I remember when I visited Massachusetts for the first time as a teenager. I stepped into a crosswalk with no traffic light and prepared to wait for the cars to pass, but they stopped and let me cross first! I was pretty amazed. A few years later I went back to a different town in Massachusetts, and they did it there too!
I started thinking about how great it would be if drivers did that everywhere, but here's the kind of jackassery we had to deal with in New York State at the time:
You must yield to a pedestrian, but only if they're in your half of the road! With that kind of wishy-washy law in place, I figured that nobody would ever bother to figure out if I was in their half of road, and sure enough they just cruised on by.
But then lo! The State Legislature passed a law making our crosswalks equal to those of Massachusetts and New Jersey. No more of this "IN YOUR HALF OF ROAD" bullshit.
That was the time that I really could have used this law, because I moved to Queens right around then. Most of the intersections here in Queens are what they call "unsignalized," where two streets cross and only one has stop signs. If there are only cars, the cars on the street without signs just cruise right through while the drivers on the other street stop. If pedestrians try to cross a street without stop signs, the drivers just barrel on through the same way. You can wait five minutes at one of these crosswalks during rush hour.

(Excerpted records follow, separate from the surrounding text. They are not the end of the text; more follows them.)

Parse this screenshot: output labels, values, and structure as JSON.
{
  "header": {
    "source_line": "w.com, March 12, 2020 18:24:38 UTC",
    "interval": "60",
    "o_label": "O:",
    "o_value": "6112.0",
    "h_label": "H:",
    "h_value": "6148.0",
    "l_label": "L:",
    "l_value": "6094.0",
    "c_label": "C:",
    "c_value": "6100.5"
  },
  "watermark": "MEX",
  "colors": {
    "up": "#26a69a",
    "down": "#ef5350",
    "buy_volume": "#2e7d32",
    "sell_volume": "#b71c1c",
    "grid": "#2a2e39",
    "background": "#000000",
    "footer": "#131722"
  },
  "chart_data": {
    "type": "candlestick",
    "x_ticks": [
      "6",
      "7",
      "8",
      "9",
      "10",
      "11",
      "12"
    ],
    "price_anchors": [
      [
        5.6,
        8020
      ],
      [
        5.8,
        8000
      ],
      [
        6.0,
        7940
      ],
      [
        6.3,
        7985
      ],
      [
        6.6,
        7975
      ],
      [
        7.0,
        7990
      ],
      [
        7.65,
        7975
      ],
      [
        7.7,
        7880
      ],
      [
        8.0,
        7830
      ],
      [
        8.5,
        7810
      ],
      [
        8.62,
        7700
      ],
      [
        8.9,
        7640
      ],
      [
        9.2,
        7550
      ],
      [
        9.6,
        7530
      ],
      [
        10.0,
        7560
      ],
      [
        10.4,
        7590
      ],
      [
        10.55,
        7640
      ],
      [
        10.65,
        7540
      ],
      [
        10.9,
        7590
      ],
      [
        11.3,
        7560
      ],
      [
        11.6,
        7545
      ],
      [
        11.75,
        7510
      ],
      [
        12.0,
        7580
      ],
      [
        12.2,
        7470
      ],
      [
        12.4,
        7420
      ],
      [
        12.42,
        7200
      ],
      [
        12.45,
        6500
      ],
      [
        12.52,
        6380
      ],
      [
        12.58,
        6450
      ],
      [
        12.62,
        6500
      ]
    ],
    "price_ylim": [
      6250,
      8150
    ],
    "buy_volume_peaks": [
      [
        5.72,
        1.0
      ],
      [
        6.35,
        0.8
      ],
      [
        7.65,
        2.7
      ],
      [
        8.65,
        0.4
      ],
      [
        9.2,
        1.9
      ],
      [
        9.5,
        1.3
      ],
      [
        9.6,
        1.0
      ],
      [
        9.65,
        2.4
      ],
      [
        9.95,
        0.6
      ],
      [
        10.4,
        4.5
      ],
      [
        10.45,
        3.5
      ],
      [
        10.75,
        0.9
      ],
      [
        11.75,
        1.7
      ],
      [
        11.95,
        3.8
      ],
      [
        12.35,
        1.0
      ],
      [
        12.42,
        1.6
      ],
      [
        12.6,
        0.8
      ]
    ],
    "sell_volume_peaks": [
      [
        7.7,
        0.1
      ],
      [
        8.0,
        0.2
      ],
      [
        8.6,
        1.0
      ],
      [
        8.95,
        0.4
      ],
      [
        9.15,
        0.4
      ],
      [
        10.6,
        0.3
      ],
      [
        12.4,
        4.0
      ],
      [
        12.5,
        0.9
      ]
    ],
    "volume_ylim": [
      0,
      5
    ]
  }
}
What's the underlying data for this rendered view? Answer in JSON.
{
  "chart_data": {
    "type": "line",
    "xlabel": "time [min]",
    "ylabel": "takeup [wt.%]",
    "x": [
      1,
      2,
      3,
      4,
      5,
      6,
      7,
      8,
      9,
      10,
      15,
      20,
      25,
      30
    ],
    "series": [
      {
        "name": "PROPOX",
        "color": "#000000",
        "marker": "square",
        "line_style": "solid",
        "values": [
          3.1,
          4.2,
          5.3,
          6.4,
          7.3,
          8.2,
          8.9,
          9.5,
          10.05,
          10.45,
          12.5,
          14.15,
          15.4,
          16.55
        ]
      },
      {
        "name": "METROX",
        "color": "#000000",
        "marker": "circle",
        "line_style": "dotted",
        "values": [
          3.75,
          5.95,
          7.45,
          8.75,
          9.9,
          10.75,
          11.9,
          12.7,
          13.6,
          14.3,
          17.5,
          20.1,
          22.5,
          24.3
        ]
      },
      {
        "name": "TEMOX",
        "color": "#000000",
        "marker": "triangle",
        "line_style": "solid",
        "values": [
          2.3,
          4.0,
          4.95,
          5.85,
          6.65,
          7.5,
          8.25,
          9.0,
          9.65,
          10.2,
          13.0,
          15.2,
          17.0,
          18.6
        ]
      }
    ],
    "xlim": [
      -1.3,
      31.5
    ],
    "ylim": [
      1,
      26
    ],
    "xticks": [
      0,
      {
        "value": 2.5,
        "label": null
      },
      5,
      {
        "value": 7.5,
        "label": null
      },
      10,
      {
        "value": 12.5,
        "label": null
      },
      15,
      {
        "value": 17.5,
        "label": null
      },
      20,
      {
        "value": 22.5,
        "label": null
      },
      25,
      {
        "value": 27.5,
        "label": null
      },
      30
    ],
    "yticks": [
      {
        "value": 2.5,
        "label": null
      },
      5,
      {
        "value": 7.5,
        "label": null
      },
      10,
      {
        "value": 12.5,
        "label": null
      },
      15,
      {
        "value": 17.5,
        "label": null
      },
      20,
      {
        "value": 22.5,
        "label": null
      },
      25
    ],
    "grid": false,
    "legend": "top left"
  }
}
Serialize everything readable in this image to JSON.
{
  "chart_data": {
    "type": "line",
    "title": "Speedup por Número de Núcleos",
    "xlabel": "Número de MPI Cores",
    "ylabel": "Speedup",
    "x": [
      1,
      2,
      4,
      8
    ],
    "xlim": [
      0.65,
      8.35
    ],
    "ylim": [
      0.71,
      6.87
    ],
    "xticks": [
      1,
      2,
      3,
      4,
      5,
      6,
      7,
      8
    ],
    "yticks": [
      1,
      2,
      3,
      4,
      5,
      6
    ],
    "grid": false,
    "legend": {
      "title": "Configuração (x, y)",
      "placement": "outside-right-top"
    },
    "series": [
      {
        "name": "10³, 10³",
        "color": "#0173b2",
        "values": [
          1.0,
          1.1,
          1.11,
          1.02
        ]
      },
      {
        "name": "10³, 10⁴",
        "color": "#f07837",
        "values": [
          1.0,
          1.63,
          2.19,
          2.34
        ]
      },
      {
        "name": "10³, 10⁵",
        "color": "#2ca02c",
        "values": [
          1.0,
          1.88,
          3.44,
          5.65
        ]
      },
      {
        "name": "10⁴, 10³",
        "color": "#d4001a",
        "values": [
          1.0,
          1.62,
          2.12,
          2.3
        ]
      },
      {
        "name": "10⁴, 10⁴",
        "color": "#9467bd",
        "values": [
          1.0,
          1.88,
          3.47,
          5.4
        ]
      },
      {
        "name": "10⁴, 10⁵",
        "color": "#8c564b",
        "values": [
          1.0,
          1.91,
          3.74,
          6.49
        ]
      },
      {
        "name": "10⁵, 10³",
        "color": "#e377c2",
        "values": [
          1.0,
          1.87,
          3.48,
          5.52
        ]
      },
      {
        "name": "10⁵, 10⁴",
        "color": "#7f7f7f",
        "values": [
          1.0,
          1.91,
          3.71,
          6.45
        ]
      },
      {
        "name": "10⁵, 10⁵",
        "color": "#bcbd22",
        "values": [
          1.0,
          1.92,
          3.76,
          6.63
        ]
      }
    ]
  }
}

With this law, though, I could just step into the crosswalk and they'd have to stop! But what counts as a crosswalk? Unlike the crosswalks in, say, Great Barrington, there was no paint in some of these intersections. None. If it doesn't have the zebra stripes, do drivers have to stop?
According to the law, they do. In New York State, if there's a line of sidewalk broken only by the street, then the space in the street where the sidewalk would be is a crosswalk. It doesn't matter if there are zebra stripes or no paint at all. The only thing that can make it not a crosswalk is one of those signs that say "NO PED X-ING."
With that in mind, I promptly marched up to the unsignalized intersection on my corner and started to cross. The driver didn't stop. I was smart enough to pull back before I got creamed. It was clear that just changing the law was not enough.